Riding my bicycle alone is a daunting idea, especially considering my bike’s history of frequent flat tires. I get freaked out just thinking about it — but if triathlon training has taught me anything, I know I can push through my fear and come out ahead. One of my worst traits is I am scared of pretty much everything; one of my better ones is I no longer allow my fear to stop me.
And so I ride.
The Pinellas Trail stretches nearly 40 miles from north Tarpon Springs to south St. Pete. I don’t have a specific distance in mind, but figure I’ll at least try to get several miles in. I slather on SPF 55 and pack a couple of water bottles, along with an energy gel just in case my ride goes longer than planned. Florida law prevents the use of headphones while riding a bike, but I scored one of the best finds of my life on a recent trip to Target: A fanny pack with speakers. Fanny packs are kind of like Crocs in that they’re hideous and absurd but too convenient to not try out; I knew immediately upon seeing it that it had to be mine.
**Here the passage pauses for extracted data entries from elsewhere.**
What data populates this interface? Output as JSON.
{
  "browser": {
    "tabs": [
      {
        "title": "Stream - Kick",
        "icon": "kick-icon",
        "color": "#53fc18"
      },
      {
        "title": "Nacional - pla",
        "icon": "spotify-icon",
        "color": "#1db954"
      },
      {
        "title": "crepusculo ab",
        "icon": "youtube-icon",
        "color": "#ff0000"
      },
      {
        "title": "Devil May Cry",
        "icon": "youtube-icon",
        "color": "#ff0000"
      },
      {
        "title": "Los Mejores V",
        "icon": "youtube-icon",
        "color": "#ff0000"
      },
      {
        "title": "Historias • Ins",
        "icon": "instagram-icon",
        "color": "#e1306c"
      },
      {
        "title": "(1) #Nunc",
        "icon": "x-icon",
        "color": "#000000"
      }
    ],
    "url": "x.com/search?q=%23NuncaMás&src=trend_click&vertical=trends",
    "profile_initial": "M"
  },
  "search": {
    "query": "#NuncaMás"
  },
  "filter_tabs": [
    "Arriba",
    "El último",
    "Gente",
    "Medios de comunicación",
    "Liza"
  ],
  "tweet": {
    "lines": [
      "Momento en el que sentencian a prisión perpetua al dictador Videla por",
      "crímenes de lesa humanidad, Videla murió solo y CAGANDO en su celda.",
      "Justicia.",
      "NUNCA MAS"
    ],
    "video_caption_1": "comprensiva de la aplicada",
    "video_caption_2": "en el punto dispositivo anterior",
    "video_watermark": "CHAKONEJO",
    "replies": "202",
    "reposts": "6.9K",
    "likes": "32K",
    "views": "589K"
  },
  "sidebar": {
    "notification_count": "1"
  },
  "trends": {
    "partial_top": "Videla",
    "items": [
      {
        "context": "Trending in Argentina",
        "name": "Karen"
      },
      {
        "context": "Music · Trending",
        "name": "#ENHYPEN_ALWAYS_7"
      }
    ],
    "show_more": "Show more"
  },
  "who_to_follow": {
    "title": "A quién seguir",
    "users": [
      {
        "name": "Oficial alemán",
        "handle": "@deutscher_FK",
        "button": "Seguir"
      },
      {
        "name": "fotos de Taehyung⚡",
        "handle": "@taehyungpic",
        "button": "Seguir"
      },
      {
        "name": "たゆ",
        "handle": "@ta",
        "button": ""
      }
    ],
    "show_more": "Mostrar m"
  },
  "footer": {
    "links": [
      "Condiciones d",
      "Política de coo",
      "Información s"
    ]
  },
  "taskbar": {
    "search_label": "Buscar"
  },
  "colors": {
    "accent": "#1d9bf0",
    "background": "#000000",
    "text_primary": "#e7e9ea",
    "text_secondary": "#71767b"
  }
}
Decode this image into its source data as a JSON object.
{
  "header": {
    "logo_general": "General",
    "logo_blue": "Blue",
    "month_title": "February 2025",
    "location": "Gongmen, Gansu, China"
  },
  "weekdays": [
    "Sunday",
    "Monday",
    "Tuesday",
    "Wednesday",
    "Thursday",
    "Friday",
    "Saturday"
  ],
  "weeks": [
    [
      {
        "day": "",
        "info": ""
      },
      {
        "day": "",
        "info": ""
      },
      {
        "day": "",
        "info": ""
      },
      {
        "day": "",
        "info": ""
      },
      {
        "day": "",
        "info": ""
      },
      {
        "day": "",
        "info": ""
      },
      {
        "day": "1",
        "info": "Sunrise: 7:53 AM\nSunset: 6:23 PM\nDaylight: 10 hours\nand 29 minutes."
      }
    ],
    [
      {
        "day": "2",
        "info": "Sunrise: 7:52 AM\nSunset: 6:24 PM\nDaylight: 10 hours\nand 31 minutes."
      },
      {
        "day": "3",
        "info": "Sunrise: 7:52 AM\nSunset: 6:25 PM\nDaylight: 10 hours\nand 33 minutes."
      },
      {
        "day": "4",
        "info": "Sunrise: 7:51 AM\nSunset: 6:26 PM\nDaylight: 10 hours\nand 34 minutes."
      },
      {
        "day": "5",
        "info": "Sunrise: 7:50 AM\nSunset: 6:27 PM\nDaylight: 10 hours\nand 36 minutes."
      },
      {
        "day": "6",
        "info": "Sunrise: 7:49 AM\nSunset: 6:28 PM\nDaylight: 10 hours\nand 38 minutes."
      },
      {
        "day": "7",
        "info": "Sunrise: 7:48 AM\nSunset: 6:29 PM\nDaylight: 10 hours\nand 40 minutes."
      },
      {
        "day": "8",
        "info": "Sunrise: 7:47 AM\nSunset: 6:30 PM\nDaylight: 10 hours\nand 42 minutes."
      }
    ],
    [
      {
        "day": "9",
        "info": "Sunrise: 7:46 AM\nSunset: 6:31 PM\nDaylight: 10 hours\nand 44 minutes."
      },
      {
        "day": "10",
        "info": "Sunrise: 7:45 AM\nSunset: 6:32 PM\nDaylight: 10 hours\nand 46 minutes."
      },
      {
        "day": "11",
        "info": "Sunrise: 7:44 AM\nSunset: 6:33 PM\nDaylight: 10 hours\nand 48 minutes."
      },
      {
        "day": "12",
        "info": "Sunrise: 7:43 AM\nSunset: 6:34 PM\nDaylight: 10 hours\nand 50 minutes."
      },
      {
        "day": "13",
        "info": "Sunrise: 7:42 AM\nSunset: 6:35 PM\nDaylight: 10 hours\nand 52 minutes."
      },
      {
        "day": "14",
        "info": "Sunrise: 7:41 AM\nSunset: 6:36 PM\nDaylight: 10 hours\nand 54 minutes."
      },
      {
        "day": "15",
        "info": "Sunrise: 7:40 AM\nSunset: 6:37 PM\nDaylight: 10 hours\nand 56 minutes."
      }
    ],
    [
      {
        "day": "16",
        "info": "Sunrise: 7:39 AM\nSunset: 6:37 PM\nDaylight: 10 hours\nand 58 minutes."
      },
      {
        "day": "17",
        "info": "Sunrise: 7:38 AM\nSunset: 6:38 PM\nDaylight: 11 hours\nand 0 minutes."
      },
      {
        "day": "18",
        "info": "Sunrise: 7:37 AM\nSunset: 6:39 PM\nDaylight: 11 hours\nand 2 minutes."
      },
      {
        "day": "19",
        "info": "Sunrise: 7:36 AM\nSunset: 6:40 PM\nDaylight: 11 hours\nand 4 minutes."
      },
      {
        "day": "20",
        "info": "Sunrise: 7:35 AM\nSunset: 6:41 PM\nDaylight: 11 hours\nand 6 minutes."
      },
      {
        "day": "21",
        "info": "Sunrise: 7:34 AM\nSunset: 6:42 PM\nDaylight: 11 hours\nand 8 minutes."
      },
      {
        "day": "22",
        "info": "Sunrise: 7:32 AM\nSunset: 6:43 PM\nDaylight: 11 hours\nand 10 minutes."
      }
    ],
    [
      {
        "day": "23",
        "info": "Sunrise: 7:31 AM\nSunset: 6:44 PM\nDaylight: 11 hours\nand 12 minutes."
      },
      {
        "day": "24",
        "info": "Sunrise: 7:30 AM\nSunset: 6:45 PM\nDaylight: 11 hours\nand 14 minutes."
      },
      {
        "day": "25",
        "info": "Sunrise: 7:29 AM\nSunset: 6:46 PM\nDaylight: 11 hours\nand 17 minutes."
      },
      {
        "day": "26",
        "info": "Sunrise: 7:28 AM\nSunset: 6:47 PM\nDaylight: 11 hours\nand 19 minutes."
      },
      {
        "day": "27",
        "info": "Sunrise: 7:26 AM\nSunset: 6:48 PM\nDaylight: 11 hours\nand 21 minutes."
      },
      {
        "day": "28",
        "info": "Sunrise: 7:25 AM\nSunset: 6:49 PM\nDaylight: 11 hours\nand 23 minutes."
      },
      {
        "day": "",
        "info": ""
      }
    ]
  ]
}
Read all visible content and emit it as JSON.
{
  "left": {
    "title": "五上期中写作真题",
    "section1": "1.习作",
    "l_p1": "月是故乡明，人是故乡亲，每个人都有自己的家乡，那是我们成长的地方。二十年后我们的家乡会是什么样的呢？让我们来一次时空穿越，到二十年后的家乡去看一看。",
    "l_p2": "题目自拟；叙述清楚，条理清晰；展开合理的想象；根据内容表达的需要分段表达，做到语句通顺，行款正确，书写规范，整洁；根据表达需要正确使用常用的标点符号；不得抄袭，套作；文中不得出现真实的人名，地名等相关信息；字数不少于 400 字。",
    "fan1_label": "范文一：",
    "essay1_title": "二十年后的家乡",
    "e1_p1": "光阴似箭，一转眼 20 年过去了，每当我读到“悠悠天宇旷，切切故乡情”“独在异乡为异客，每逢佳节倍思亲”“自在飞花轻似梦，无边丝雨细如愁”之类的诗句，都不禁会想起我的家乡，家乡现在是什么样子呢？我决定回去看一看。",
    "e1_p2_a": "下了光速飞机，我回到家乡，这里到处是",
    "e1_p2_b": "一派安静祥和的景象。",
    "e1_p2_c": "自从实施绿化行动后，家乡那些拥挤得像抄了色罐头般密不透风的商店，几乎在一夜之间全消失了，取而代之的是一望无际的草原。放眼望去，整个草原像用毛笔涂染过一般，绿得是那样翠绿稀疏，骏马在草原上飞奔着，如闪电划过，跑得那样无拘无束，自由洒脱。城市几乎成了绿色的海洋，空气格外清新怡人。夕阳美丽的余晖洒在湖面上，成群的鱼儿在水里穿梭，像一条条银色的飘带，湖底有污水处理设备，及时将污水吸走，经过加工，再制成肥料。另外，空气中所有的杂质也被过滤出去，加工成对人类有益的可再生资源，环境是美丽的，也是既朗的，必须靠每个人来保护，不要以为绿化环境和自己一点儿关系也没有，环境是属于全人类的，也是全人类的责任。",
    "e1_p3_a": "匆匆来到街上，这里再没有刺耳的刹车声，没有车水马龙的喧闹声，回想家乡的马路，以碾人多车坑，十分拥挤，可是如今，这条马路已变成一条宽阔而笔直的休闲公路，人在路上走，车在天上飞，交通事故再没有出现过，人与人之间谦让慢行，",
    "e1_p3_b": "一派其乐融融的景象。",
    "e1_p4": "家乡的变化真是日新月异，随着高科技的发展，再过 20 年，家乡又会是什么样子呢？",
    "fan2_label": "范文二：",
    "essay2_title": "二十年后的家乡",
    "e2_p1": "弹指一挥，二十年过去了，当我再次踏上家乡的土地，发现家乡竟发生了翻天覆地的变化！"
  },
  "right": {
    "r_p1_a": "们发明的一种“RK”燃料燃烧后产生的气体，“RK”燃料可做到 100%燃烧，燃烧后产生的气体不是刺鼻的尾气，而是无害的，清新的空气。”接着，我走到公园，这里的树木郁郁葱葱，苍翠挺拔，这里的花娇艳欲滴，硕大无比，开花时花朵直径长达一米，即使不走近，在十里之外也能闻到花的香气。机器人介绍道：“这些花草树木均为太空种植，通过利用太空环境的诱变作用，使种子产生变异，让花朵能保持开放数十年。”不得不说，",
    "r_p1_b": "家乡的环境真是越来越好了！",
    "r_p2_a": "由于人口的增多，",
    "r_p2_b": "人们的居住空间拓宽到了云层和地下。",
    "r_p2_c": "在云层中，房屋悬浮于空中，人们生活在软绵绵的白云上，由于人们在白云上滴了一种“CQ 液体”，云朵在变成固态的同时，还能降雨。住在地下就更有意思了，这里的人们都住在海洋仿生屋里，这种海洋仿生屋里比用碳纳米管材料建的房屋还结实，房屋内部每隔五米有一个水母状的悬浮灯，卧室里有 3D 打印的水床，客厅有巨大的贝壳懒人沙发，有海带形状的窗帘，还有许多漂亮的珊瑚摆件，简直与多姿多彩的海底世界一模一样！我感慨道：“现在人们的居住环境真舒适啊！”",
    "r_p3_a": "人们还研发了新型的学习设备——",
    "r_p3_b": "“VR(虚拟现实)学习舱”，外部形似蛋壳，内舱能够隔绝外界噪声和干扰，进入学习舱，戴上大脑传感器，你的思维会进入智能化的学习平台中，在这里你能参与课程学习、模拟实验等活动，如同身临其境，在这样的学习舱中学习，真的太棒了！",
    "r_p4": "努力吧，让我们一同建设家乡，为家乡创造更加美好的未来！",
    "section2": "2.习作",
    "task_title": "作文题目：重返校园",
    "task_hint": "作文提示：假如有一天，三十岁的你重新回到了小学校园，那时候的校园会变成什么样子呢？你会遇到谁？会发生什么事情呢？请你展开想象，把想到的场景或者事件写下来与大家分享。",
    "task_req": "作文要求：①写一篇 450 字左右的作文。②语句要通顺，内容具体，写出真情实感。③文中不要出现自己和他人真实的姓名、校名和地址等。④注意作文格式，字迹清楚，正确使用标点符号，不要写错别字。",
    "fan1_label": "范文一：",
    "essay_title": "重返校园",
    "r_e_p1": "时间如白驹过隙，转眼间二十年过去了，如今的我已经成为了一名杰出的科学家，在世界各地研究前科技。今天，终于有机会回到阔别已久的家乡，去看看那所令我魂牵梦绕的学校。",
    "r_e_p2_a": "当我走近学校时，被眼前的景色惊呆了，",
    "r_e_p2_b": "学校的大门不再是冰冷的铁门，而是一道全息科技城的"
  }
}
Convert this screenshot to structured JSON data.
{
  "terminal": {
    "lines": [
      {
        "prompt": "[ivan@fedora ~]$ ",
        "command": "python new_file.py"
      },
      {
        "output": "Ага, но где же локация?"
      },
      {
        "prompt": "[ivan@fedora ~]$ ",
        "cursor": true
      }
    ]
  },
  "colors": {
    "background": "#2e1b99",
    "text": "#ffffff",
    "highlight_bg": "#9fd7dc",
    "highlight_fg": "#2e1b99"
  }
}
I turn on some tunes, hop on my bike and prepare to take on the trail. It takes me a couple of miles to find my rhythm, but once I’m there I’m good. I crank up the music and pick up my pace. Despite the heat of the blazing sun (there’s little shade on the trail), I am motivated to continue my ride even after I get several miles in. I ride through parts of Pinellas I’ve seen a million times — Tyrone Mall, restaurants and running stores — and parts I didn’t even know existed: There are beautiful bayous and campsites right next to the trail. I see other riders and runners every few miles or so, but for the most part have the trail to myself.
At mile 10 a certain calm washes over me. There’s something special about cycling; I move fast enough to carry myself to a different city, yet slow enough to absorb my surroundings and appreciate the beauty of Florida. I am grateful for the birds, the water, the peace.
I feel like I could go on forever as I ride the high of endorphins, sweat and salty air, but I know I need to turn around soon. The sun is getting stronger as afternoon approaches, and I want to end my ride while still feeling strong. I pause for a swig of water and down my energy gel before I turn back and head towards home. I come across a broken bike pedal in the middle of the trail and pick it up, thankful to have not experienced any malfunctions of my own.
The next hour passes quickly, a good thing considering my hunger and growing fatigue. When I pull onto my street and coast towards home, I am absolutely filthy and covered in dirt, sweat and smeared sunscreen. My fanny pack stereo has held up impressively and so has my attitude. I cruise to a stop and check my watch: 25 miles. Another first.
Riding the Pinellas Trail is a really cool experience and I vow to return for another ride soon. I know with time and training, I will continue to grow more comfortable on my bike. I know one day I won’t be so nervous about riding alone. And I know in the meantime, I will embrace pushing myself outside of my comfort zone. After all, that’s where the magic happens.